5. A catheter introducer set, comprising:

a needle having opposed proximal and distal ends;
a needle hub securely connected to the proximal end of the needle, portions of the needle hub intermediate the proximal and distal ends of the needle defining a shield cavity surrounding the needle;
a shield assembly surrounding the needle and comprising a plurality of nested tubes in sliding telescoping relation with one another where one of said tubes has a proximal end secured to the needle hub; and a catheter adapter, the shield assembly being releasably engaged with the catheter adapter.

6. The catheter introducer set of Claim 5 further comprising a lock to prevent separation of the tubes from one another during telescoping movement therebetween.

7. The catheter introducer set of Claim 6 further comprising a tip guard connected to one of the nested tubes to prevent distal movement of the needle beyond the shield assembly once the needle has been withdrawn into the shield housing.

8. The catheter introducer set of Claim 5 wherein the plurality of nested tubes includes a base shield having a proximal end connected to the needle hub, an intermediate shield in telescoping relation to the base shield, and a shield housing in telescoping relation to the intermediate shield.

9. The catheter introducer set of Claim 8 further including a first lock to prevent separation of the base shield and the intermediate shield and a second lock to prevent separation of the intermediate shield and the shield housing.
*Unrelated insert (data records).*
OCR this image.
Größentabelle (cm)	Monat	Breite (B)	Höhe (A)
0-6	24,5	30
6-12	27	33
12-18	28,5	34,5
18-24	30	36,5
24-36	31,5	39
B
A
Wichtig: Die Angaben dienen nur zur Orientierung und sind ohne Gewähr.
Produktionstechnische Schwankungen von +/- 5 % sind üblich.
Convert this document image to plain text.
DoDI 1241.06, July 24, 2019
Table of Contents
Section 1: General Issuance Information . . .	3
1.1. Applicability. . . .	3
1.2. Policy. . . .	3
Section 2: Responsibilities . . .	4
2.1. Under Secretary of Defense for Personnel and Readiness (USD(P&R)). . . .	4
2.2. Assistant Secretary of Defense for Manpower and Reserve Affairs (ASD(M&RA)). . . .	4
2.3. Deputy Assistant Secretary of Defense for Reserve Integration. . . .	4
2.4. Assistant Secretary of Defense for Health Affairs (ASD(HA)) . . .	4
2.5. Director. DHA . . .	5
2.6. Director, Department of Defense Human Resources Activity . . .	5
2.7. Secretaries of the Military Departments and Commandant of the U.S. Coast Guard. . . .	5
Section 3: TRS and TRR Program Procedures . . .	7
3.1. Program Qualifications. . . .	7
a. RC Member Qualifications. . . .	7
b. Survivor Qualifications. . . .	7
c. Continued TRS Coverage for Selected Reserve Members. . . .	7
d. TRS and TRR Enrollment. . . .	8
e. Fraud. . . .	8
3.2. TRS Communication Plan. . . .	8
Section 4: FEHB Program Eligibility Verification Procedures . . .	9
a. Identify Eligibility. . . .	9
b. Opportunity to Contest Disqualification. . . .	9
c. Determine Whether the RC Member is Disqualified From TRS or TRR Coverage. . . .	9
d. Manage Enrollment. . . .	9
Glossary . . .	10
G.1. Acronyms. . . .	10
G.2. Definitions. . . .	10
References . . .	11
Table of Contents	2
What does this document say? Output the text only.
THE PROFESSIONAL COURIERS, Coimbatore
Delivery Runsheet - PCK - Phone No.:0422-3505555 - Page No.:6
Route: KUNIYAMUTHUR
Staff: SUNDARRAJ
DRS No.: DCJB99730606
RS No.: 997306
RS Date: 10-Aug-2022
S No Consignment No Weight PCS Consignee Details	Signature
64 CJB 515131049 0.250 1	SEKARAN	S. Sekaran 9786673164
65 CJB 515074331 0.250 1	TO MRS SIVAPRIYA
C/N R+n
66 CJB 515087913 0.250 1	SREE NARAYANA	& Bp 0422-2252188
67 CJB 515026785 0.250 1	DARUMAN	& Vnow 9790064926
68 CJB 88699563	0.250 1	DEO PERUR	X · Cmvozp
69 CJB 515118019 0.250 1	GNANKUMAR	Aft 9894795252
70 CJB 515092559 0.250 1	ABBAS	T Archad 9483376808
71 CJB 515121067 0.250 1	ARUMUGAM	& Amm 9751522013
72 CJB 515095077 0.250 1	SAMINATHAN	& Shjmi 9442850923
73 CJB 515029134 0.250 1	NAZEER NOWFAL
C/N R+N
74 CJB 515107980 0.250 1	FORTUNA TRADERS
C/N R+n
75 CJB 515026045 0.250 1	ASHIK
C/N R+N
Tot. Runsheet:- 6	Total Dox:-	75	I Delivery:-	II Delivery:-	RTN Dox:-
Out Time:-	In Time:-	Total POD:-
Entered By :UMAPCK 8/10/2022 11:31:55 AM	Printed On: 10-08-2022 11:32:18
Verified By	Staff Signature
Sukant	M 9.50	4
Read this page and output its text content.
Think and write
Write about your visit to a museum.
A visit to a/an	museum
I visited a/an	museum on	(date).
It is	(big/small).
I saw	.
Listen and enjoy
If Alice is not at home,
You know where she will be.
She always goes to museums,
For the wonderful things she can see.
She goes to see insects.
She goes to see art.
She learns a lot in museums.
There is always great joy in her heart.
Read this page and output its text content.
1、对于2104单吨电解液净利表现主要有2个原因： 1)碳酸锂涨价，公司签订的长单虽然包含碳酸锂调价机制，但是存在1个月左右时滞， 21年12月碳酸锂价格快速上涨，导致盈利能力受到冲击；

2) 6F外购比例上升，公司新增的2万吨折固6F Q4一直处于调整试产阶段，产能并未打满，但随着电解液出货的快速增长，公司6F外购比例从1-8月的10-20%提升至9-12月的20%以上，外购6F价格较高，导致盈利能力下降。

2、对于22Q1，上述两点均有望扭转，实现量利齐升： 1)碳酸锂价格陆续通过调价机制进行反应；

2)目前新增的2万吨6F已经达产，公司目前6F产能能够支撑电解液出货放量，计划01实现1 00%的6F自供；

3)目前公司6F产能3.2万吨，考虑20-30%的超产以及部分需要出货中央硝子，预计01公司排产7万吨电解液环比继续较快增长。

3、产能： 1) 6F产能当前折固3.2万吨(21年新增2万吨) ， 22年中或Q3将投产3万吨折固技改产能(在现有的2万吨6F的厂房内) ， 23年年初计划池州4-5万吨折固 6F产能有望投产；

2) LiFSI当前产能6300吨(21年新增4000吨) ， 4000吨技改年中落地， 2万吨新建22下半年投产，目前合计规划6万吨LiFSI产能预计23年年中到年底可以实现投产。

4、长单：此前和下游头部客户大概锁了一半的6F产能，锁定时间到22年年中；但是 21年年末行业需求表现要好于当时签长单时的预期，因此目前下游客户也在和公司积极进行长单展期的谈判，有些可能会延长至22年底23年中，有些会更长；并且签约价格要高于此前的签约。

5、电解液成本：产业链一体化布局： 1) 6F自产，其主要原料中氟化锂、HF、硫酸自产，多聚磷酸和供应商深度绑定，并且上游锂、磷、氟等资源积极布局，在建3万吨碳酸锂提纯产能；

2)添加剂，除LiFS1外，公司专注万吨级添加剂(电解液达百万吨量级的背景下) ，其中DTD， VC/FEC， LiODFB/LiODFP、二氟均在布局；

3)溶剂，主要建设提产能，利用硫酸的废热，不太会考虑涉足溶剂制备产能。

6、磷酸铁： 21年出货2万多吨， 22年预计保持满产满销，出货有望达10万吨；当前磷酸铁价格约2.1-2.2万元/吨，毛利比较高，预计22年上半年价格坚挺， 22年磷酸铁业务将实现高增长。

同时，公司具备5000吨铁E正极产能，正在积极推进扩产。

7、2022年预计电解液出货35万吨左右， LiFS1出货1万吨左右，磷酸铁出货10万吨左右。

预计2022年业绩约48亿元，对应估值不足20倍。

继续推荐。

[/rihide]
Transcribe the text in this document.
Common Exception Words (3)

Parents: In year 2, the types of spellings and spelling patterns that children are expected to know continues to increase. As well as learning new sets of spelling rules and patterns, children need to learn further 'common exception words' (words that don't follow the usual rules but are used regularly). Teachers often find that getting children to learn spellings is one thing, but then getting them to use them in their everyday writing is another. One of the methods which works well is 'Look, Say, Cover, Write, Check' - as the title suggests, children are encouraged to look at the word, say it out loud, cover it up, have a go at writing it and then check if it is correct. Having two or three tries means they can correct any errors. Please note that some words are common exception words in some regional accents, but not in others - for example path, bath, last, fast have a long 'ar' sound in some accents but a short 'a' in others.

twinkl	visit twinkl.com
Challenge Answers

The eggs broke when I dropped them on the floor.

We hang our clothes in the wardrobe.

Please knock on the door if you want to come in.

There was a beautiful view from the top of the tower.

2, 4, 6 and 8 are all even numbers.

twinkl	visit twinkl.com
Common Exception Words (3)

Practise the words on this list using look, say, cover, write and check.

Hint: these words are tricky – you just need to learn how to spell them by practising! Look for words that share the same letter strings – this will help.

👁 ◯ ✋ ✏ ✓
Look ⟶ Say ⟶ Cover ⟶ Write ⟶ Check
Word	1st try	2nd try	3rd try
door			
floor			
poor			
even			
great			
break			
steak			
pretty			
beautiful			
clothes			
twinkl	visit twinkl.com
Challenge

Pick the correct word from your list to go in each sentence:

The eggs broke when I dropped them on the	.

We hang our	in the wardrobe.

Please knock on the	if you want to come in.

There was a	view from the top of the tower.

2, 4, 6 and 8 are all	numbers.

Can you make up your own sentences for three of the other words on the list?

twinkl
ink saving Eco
10. The catheter introducer set of Claim 9 wherein the shield housing includes a tip guard to prevent distal movement of the needle with respect to the shield housing after the needle has been completely withdrawn inside the shield housing.

11. The catheter adapter insertion assembly of Claim 5, further comprising a metallic tip guard mounted in the shield housing and being slidable along the needle as the shield assembly is moved toward the extended condition, the tip guard being biased to move over the distal end of the needle when the shield assembly slidably telescopes into the extended condition.